Ce texte est une traduction d’un article publié le 20 février 2023 sur le blog d’Alexeï Navalny1.

  1. Le président Poutine a déclenché une guerre d’agression injuste contre l’Ukraine utilisant des prétextes ridicules. Il tente désespérément d’en faire une « guerre du peuple », cherchant à faire de tous les citoyens russes ses complices, mais ses tentatives échouent. Il n’y a presque pas de volontaires pour cette guerre, si bien que l’armée de Poutine doit compter sur des condamnés et des personnes mobilisées de force.
  2. Les véritables raisons de cette guerre sont liées aux problèmes politiques et économiques de la Russie, au désir de Poutine de se maintenir au pouvoir à tout prix et à son obsession pour son propre héritage historique. Il veut entrer dans l’histoire comme « le tsar conquérant » et « le collectionneur de terres ».
  3. Des dizaines de milliers d’Ukrainiens innocents ont été assassinés, et des millions d’autres ont connu la douleur et la souffrance. Des crimes de guerre ont été commis. Des villes et des infrastructures ukrainiennes ont été détruites.
  4. La Russie subit une défaite militaire. C’est la prise de conscience de cette réalité qui a fait passer la rhétorique officielle des affirmations selon lesquelles « Kyiv tombera dans trois jours » aux menaces hystériques d’utiliser des armes nucléaires en cas de défaite de la Russie. Les vies de dizaines de milliers de soldats russes ont été inutilement ruinées. La défaite militaire finale peut être retardée au prix de la vie de centaines de milliers de soldats mobilisés supplémentaires, mais elle est inévitable. La combinaison d’une guerre d’agression, de la corruption, de généraux ineptes, d’une économie faible, de l’héroïsme et de la motivation des forces ukrainiennes ne peut qu’aboutir à la défaite. Les appels trompeurs et hypocrites du Kremlin à des négociations et à un cessez-le-feu ne sont rien d’autre qu’une évaluation réaliste des perspectives d’une nouvelle action militaire.

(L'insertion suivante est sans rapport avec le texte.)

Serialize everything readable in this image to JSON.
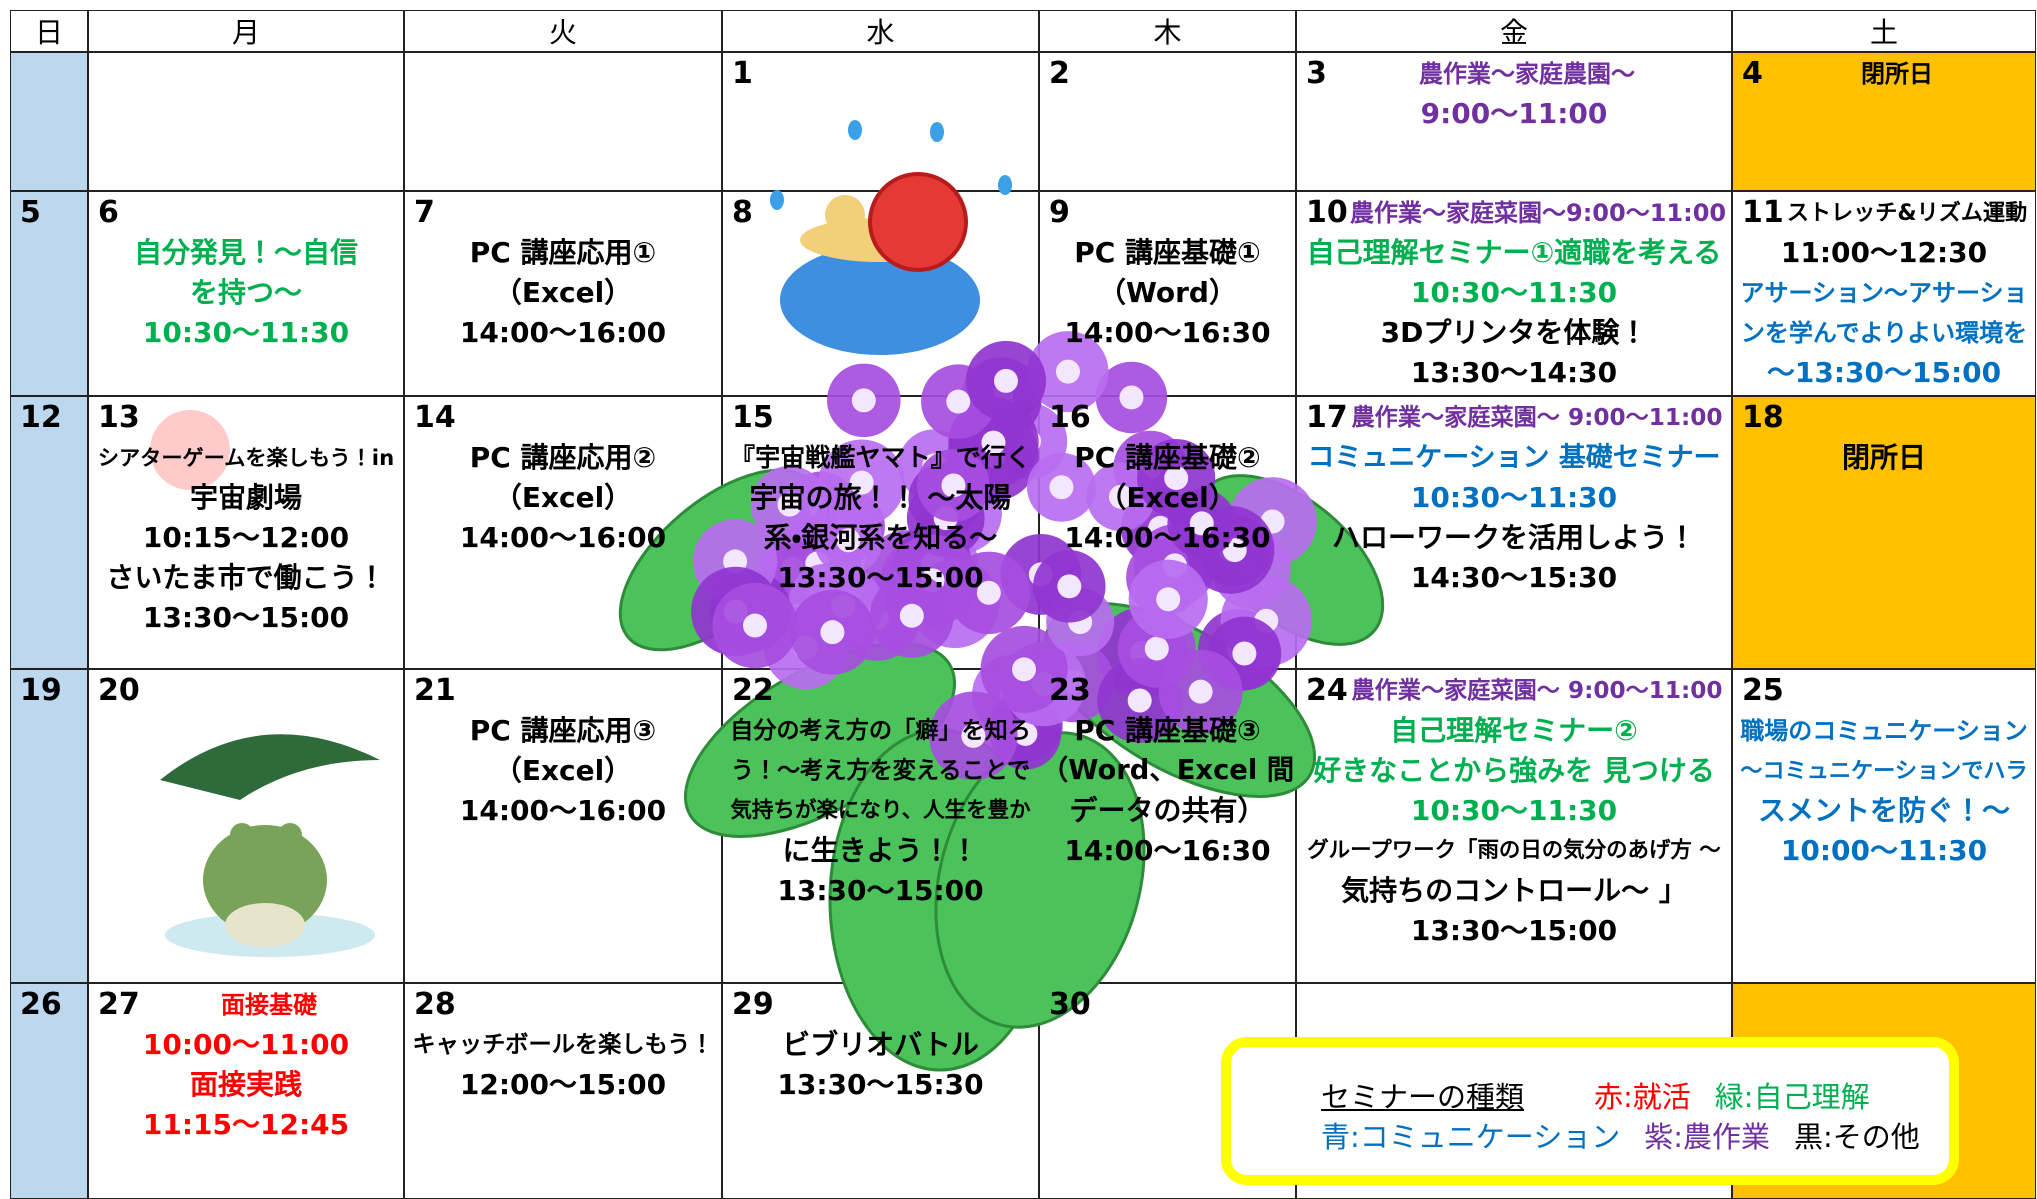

  5. Quelles sont les frontières de l’Ukraine ? Elles sont similaires à celles de la Russie — elles sont internationalement reconnues et ont été définies en 1991. La Russie a également reconnu ces frontières à l’époque, et elle doit les reconnaître aujourd’hui. Il n’y a rien à discuter ici. Presque toutes les frontières dans le monde sont plus ou moins accidentelles et provoquent le mécontentement de quelqu’un. Mais au XXIe siècle, nous ne pouvons pas déclencher des guerres pour les redessiner. Sinon, le monde sombrera dans le chaos.
  6. La Russie doit laisser l’Ukraine tranquille et lui permettre de se développer comme le souhaite son peuple. Mettez fin à l’agression, à la guerre et retirez toutes vos troupes d’Ukraine. La poursuite de cette guerre ne résulte que d’une crise de colère causée par l’impuissance, et y mettre fin serait un geste fort.
  7. Ensemble avec l’Ukraine, les États-Unis, l’Union européenne et le Royaume-Uni, nous devons chercher des moyens acceptables de compenser les dommages causés à l’Ukraine. Une façon d’y parvenir serait de lever les restrictions imposées sur notre pétrole et notre gaz, mais de consacrer une partie des revenus que la Russie perçoit des exportations d’hydrocarbures aux réparations. Bien entendu, cela ne devrait être fait qu’après le changement de pouvoir en Russie et la fin de la guerre.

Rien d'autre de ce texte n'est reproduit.